If indeed the pitchbook is being utilised by a team or individual financial adviser, biographical information may be included. All of the facts in the pitchbook are areas that the sales team should emphasise while pitching the firm’s capabilities to potential clients.

Uses of Pitch Books

  1. They are marketing tools

They serve as a marketing tool for all investment banks across the world. It is essential for investment banks to use when marketing to clients. It is an example of useful and thorough marketing content. When an investment bank is looking for new business, it serves as the starting point for the initial presentation or sales introduction.

2. Can help secure clients

It must conduct a thorough and accurate study of the bank’s present and prospective clients’ investing activities.
It should be created and written in such a way that it secures a contract with present or new clients. While making sales, investment banks have a more organised and official approach. They frequently employ a customised and extremely effective sales technique. It allows the bank to demonstrate and explain to clients why they should pick them over a wide range of financing and other sources of money.

3. Contributors

Several contributors to the Investment bank assist in the pitch book development process. Analysts, associates, vice presidents, senior vice presidents, team leaders, and the managing director are all involved.
The Managing Directors are the ones who will provide the original pitch concept. The goal here is to provide clients with financial solutions by delivering bank products and services. Because of the various suggestions for an Investment Banking Pitch book that come from the Managing Directors, the lower level of investment banks is overburdened with work. This implies that the analysts must ensure that the most recent business and industry information is included, with no analytical or typographical mistakes.

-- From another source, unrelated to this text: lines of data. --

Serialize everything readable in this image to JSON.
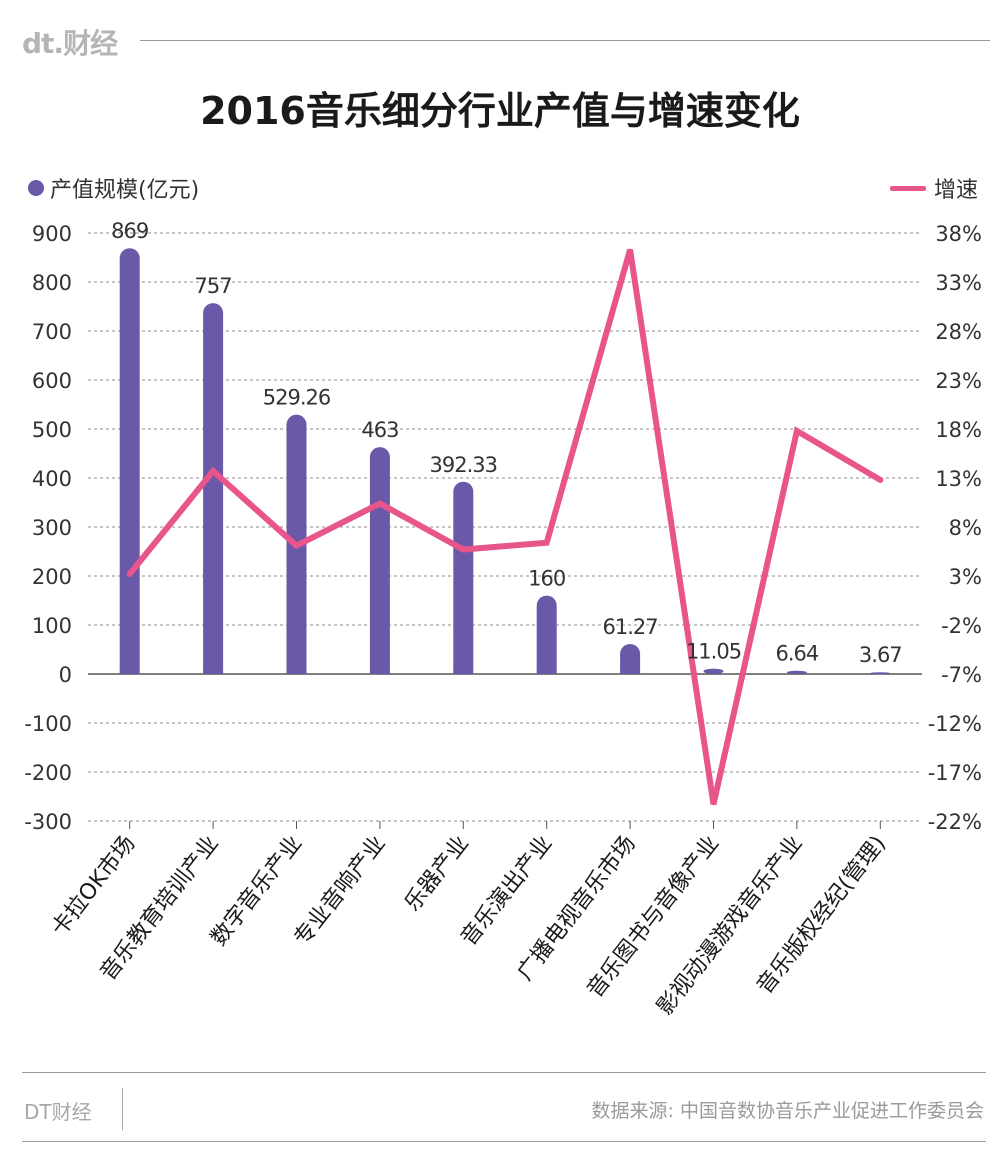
{
  "header": {
    "logo_text": "dt.财经"
  },
  "title": "2016音乐细分行业产值与增速变化",
  "legend": {
    "bar_label": "产值规模(亿元)",
    "line_label": "增速"
  },
  "footer": {
    "brand": "DT财经",
    "source": "数据来源: 中国音数协音乐产业促进工作委员会"
  },
  "colors": {
    "bar": "#6a58a8",
    "line": "#e8558a",
    "grid": "#8c8c8c"
  },
  "chart_data": {
    "type": "bar",
    "categories": [
      "卡拉OK市场",
      "音乐教育培训产业",
      "数字音乐产业",
      "专业音响产业",
      "乐器产业",
      "音乐演出产业",
      "广播电视音乐市场",
      "音乐图书与音像产业",
      "影视动漫游戏音乐产业",
      "音乐版权经纪(管理)"
    ],
    "series": [
      {
        "name": "产值规模(亿元)",
        "type": "bar",
        "axis": "left",
        "values": [
          869,
          757,
          529.26,
          463,
          392.33,
          160,
          61.27,
          11.05,
          6.64,
          3.67
        ]
      },
      {
        "name": "增速",
        "type": "line",
        "axis": "right",
        "values": [
          3.2,
          13.7,
          6.1,
          10.4,
          5.7,
          6.4,
          36.3,
          -20.3,
          17.8,
          12.8
        ]
      }
    ],
    "bar_labels": [
      "869",
      "757",
      "529.26",
      "463",
      "392.33",
      "160",
      "61.27",
      "11.05",
      "6.64",
      "3.67"
    ],
    "ylim_left": [
      -300,
      900
    ],
    "yticks_left": [
      "900",
      "800",
      "700",
      "600",
      "500",
      "400",
      "300",
      "200",
      "100",
      "0",
      "-100",
      "-200",
      "-300"
    ],
    "ylim_right": [
      -22,
      38
    ],
    "yticks_right": [
      "38%",
      "33%",
      "28%",
      "23%",
      "18%",
      "13%",
      "8%",
      "3%",
      "-2%",
      "-7%",
      "-12%",
      "-17%",
      "-22%"
    ],
    "grid": true,
    "legend_position": "top"
  }
}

Components of a Pitch Book

  1. Bank Introduction

This part is used by the bank to introduce themselves and explain why they are the finest in the business. It gives a summary of the transactions it has successfully managed as well as some of the industry accolades it has received in the past. It also offers information on how it compares to its competitors in the sector. The bank introduction also includes a biography of the transaction’s team members, explaining their experiences, education, and credentials, as well as why they are the right individuals for the task.

2. Market Update

The market update section displays the current situation of the financial markets. The client will be interested in this area to learn about the bank’s outlook on the financial markets. To be relevant and competitive, the bank must exhibit a wise market perspective and present compelling reasons why now is the greatest moment to invest. Charts and graphs may be used to describe current trends and market position in the client’s sector.

3. Transaction Strategy

The transaction section describes the bank’s approach for meeting the customer’s needs, based on whether the client wants to issue an IPO, sell a firm, or locate a strategic partner. In an M&A transaction, the bank gives information on possible purchasers, the amount of cash the bank may obtain, the fee to be paid, and the timeline of the transaction.

4. Valuation methods

The bank demonstrates the appraisal methodologies it employed to arrive at specific findings. For example, the banks may utilise comparative analysis to compare the client’s operations to those of other companies in the same industry. The values are derived from sales, revenues, and valuation multiples such as PE and trading multiples. Financial modeling and DCF analysis are two more valuation approaches that may be applied.